In the Professional Edition, the same execution history is preserved and accessible through the session history interface. Teams can review commands, AI observations, raw outputs and generated findings for each assessment.
On top of that, the dashboard keeps a historical view of campaigns and vulnerabilities. Findings can be analyzed across projects, campaigns, severity levels and vulnerability categories. The platform also provides interactive trend visualizations, allowing teams to track whether vulnerability counts are increasing or decreasing over time and drill down into individual findings for investigation and remediation tracking.
Our goal is to make every finding traceable back to the evidence and execution path that produced it, rather than treating the LLM as a black box.
That is the right artifact. The open-source export is the useful bit for teams: not just “AI found X”, but target scope, command, raw output, and why it became a finding. Are those session records machine-readable enough to plug into a client’s ticketing or evidence workflow?

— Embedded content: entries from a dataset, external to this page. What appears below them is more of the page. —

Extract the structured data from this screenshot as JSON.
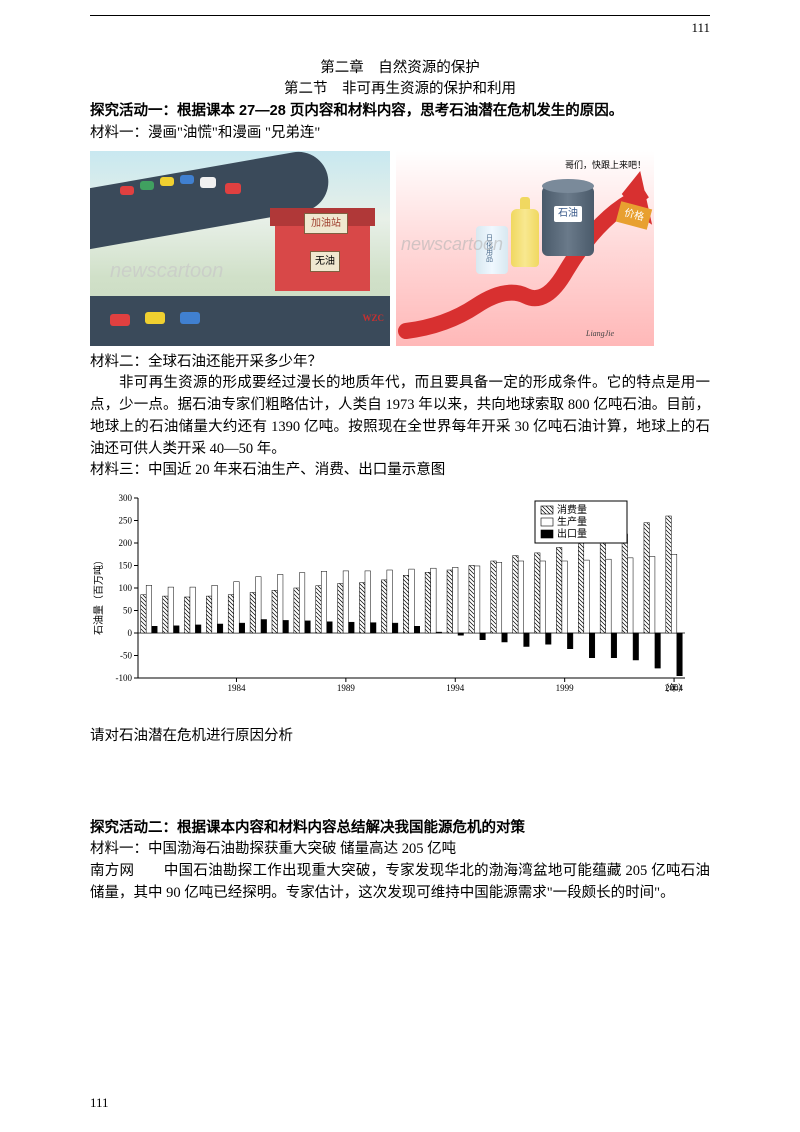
{
  "page_number_top": "111",
  "page_number_bottom": "111",
  "chapter_title": "第二章　自然资源的保护",
  "section_title": "第二节　非可再生资源的保护和利用",
  "activity1_title": "探究活动一：根据课本 27—28 页内容和材料内容，思考石油潜在危机发生的原因。",
  "material1_label": "材料一：漫画\"油慌\"和漫画 \"兄弟连\"",
  "cartoon_left": {
    "station_sign": "加油站",
    "no_oil": "无油",
    "watermark": "newscartoon",
    "signature": "WZC"
  },
  "cartoon_right": {
    "speech": "哥们，快跟上来吧！",
    "barrel_label": "石油",
    "bottle2_label": "日化用品",
    "price_label": "价格",
    "watermark": "newscartoon",
    "signature": "LiangJie"
  },
  "material2_label": "材料二：全球石油还能开采多少年？",
  "material2_para": "非可再生资源的形成要经过漫长的地质年代，而且要具备一定的形成条件。它的特点是用一点，少一点。据石油专家们粗略估计，人类自 1973 年以来，共向地球索取 800 亿吨石油。目前，地球上的石油储量大约还有 1390 亿吨。按照现在全世界每年开采 30 亿吨石油计算，地球上的石油还可供人类开采 40—50 年。",
  "material3_label": "材料三：中国近 20 年来石油生产、消费、出口量示意图",
  "chart": {
    "type": "bar",
    "y_label": "石油量（百万吨）",
    "y_min": -100,
    "y_max": 300,
    "y_ticks": [
      -100,
      -50,
      0,
      50,
      100,
      150,
      200,
      250,
      300
    ],
    "x_label_suffix": "（年）",
    "x_tick_labels": [
      "1984",
      "1989",
      "1994",
      "1999",
      "2004"
    ],
    "x_tick_positions": [
      4,
      9,
      14,
      19,
      24
    ],
    "legend": [
      "消费量",
      "生产量",
      "出口量"
    ],
    "legend_patterns": [
      "hatch",
      "white",
      "black"
    ],
    "years": [
      1980,
      1981,
      1982,
      1983,
      1984,
      1985,
      1986,
      1987,
      1988,
      1989,
      1990,
      1991,
      1992,
      1993,
      1994,
      1995,
      1996,
      1997,
      1998,
      1999,
      2000,
      2001,
      2002,
      2003,
      2004
    ],
    "consumption": [
      85,
      82,
      80,
      82,
      85,
      90,
      95,
      100,
      105,
      110,
      112,
      118,
      128,
      135,
      140,
      150,
      160,
      172,
      178,
      190,
      200,
      205,
      220,
      245,
      260
    ],
    "production": [
      106,
      102,
      102,
      106,
      114,
      125,
      130,
      134,
      137,
      138,
      138,
      140,
      142,
      144,
      146,
      149,
      157,
      160,
      160,
      160,
      162,
      164,
      167,
      170,
      175
    ],
    "export": [
      15,
      16,
      18,
      20,
      22,
      30,
      28,
      27,
      25,
      24,
      23,
      22,
      15,
      2,
      -5,
      -15,
      -20,
      -30,
      -25,
      -35,
      -55,
      -55,
      -60,
      -78,
      -95
    ],
    "colors": {
      "axis": "#000000",
      "hatch_fill": "#ffffff",
      "hatch_stroke": "#000000",
      "white_fill": "#ffffff",
      "black_fill": "#000000",
      "background": "#ffffff"
    },
    "bar_group_width": 19,
    "bar_width": 5.5
  },
  "analysis_prompt": "请对石油潜在危机进行原因分析",
  "activity2_title": "探究活动二：根据课本内容和材料内容总结解决我国能源危机的对策",
  "material_a2_line1": "材料一：中国渤海石油勘探获重大突破 储量高达 205 亿吨",
  "material_a2_line2_prefix": "南方网",
  "material_a2_line2_body": "　　中国石油勘探工作出现重大突破，专家发现华北的渤海湾盆地可能蕴藏 205 亿吨石油储量，其中 90 亿吨已经探明。专家估计，这次发现可维持中国能源需求\"一段颇长的时间\"。"
}
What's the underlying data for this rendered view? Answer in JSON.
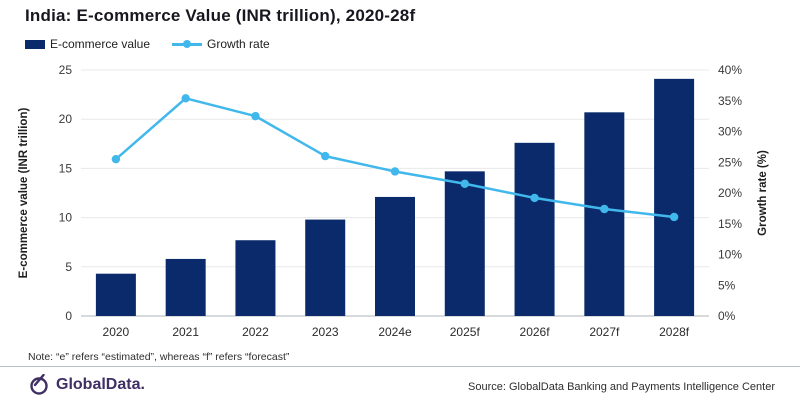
{
  "title": "India: E-commerce Value (INR trillion), 2020-28f",
  "legend": [
    {
      "label": "E-commerce value",
      "swatch": "navy-bar-swatch"
    },
    {
      "label": "Growth rate",
      "swatch": "blue-line-swatch"
    }
  ],
  "note": "Note: “e” refers “estimated”, whereas “f” refers “forecast”",
  "footer": {
    "logo_text": "GlobalData.",
    "source": "Source: GlobalData Banking and Payments Intelligence Center"
  },
  "colors": {
    "bar": "#0a2a6b",
    "line": "#41b8ec",
    "grid": "#e8e8ea",
    "baseline": "#c9cdd2",
    "tick_text": "#3a3a3a",
    "axis_title_text": "#1f1f1f",
    "title_text": "#17171f",
    "logo": "#3f2f63"
  },
  "chart_data": {
    "type": "bar",
    "subtype": "combo bar + line, dual axis",
    "title": "India: E-commerce Value (INR trillion), 2020-28f",
    "categories": [
      "2020",
      "2021",
      "2022",
      "2023",
      "2024e",
      "2025f",
      "2026f",
      "2027f",
      "2028f"
    ],
    "series": [
      {
        "name": "E-commerce value",
        "type": "bar",
        "axis": "left",
        "unit": "INR trillion",
        "values": [
          4.3,
          5.8,
          7.7,
          9.8,
          12.1,
          14.7,
          17.6,
          20.7,
          24.1
        ]
      },
      {
        "name": "Growth rate",
        "type": "line",
        "axis": "right",
        "unit": "%",
        "values": [
          25.5,
          35.4,
          32.5,
          26.0,
          23.5,
          21.5,
          19.2,
          17.4,
          16.1
        ]
      }
    ],
    "left_axis": {
      "label": "E-commerce value (INR trillion)",
      "min": 0,
      "max": 25,
      "tick_step": 5
    },
    "right_axis": {
      "label": "Growth rate (%)",
      "min": 0,
      "max": 40,
      "tick_step": 5,
      "tick_suffix": "%"
    },
    "grid": "horizontal gridlines on",
    "legend_position": "top-left"
  }
}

@blah_mad Yes, that’s exactly why we introduced a dedicated findings pipeline instead of relying solely on the final report generation step.

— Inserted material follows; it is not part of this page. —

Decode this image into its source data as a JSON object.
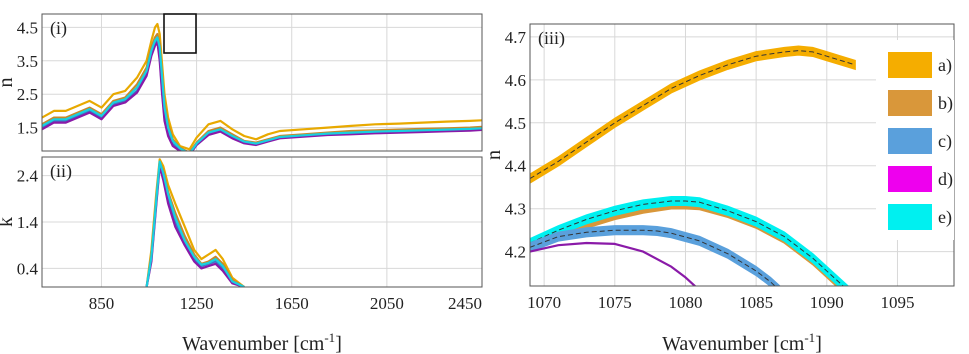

Each validated finding can be pushed through a dedicated MCP “push finding” function and stored as a structured JSON record.
These records contain the target context, reproducible commands, raw outputs, evidence, explanations, severity, attack-path context and remediation guidance.
The final Markdown report is then reconstructed from these structured findings rather than generated from the model’s memory of the assessment.
In practice, this makes the data much easier to consume programmatically and opens the door to integrations with ticketing, evidence-management and vulnerability-management workflows.
If you’d like to see the resulting artifact, you can explore the demo environment and review one of the generated Markdown reports:
https://demo.dark-moon.org
The report format is identical to what the Community Edition generates, while the Professional Edition builds additional dashboards, historical campaign views and vulnerability analytics on top of the same underlying evidence model.
That pipeline shape is the right split: structured evidence first, report second.
For the MCP push finding step, do you require a human validation point before it becomes ticket/evidence workflow input, or can validated findings flow out automatically once the assessment passes?
Congrats on Darkmoon! Autonomous pentesting is a huge pain point — most teams only test before major releases. How does Darkmoon handle false positive rates compared to traditional scanners like Burp Suite?
@dannyheng Thanks!
False positives were actually one of the main design challenges we wanted to address.
The key difference is that Darkmoon doesn't treat a signature match as a finding. Traditional scanners are excellent at surfacing potential issues, but they often leave the analyst with a large queue to manually validate.
Darkmoon takes a different approach:
Evidence-driven findings. The agents orchestrate real security tools and workflows, then attempt to validate impact using the collected evidence rather than reporting solely on pattern matches.
Confirmation before promotion. Before a finding is marked as confirmed, Darkmoon tries to challenge its own conclusion. Weak signals, reflected payloads, generic HTTP responses or other inconclusive indicators are downgraded and clearly identified as unconfirmed.
Proof attached to every finding. Reports include commands, raw outputs, request/response evidence, logs and execution traces so analysts can understand exactly why a finding was produced.
We also try to be realistic about the trade-off. Darkmoon is designed to maximize coverage, so we'd rather surface a suspicious lead as Unconfirmed than silently miss it. The goal is not "trust the AI", but rather "here is the evidence, here is the reasoning, and here is how the conclusion was reached."
In short, we're not trying to replace analyst validation, we're trying to dramatically reduce the amount of manual triage required to get there.